Convenience scripts such as these can save a substantial amount of time while ensuring that we don’t forget to cover all possible cases as we search for items in a database.

The last item we will mention briefly is IDA’s display of virtual addresses in its disassemblies. Situations in which we know that our shellcode is going to end up in a static buffer (in a .data or .bss section, for example) are almost always better than situations in which our shellcode lands in the heap or the stack, because we end up with a known, fixed address to which we can transfer control. This usually eliminates the need for NOP slides or the need to find special instruction sequences.

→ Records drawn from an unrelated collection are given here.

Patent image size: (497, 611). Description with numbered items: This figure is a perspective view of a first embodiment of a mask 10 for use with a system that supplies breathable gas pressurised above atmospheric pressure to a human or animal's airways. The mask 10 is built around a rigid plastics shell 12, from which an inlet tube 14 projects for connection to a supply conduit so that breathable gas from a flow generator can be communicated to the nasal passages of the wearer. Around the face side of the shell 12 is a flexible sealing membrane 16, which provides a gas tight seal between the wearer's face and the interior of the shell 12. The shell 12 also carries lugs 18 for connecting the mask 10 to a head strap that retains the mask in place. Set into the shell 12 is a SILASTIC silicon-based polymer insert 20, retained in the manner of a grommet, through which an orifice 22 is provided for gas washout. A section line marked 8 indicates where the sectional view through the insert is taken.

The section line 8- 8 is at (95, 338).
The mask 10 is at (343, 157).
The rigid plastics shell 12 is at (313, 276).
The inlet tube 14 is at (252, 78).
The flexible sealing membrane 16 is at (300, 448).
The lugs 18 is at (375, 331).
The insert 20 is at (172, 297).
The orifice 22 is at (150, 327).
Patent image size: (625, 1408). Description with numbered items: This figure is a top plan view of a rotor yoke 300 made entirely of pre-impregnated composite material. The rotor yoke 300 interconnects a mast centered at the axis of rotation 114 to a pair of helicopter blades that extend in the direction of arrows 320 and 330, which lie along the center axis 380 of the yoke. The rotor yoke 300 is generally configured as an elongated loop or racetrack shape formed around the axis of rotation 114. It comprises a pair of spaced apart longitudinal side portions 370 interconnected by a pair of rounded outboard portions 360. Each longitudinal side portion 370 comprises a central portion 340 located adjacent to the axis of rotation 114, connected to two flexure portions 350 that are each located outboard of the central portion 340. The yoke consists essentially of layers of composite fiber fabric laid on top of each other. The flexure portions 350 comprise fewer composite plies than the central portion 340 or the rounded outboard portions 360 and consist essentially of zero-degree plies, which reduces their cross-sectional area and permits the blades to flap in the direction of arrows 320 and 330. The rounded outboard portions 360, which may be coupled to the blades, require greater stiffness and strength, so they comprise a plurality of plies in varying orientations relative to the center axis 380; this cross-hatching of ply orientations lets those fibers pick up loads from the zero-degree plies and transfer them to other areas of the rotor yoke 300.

Some exploits take advantage of the fact that attackers are able to write any data they like to any location they choose. In many cases, this may be restricted to a 4-byte overwrite, but this amount often turns out to be sufficient. When a 4-byte overwrite is possible, one alternative is to overwrite a function pointer with the address of our shellcode. The dynamic linking process used in most ELF binaries utilizes a table of function pointers called the global offset table (GOT) to store addresses of dynamically linked library functions. When one of these table entries can be overwritten, it is possible to hijack a function call and redirect the call to a location of the attacker’s choosing. A typical sequence of events for an attacker in such cases is to stage shellcode in a known location and then overwrite the GOT entry for the next library function to be called by the exploited program. When the library function is called, control is instead transferred to the attacker’s shellcode.

The addresses of GOT entries are easily found in IDA by scrolling to the got section and browsing for the function whose entry you wish to overwrite. In the name of automating as much as possible, though, the following Python script quickly reports the address of the GOT entry that will be used by a given function call:

ea = ScreenEA()
   dref = ea
   for xref in XrefsFrom(ea, 0):
     if xref.type == fl_CN and SegName(xref.to) == ".plt":
        for dref in DataRefsFrom(xref.to):
            Message("GOT entry for %s is at 0x%08x
" %
                   (GetFunctionName(xref.to), dref))
            break
   if ea == dref:
      Message("Sorry this does not appear to be a library function call
")

This script is executed by placing the cursor on any call to a library function, such as the following, and invoking the script.

.text:080513A8                 call    _memset

The script operates by walking forward through cross-references until the GOT is reached. The first cross-reference that is retrieved is tested to ensure that it is a call reference and that it references the ELF procedure linkage table (.plt). PLT entries contain code that reads a GOT entry and transfers control to the address specified in the GOT entry. The second cross-reference retrieved obtains the address of the location being read from the PLT, and this is the address of the associated GOT entry. When executed on the preceding call to _memset, the output of the script on our example binary yields the following:

GOT entry for .memset is at 0x080618d8

This output provides us with exactly the information we require if our intention is to take control of the program by hijacking a call to memset, namely that we need to overwrite the contents of address 0x080618d8 with the address of our shellcode.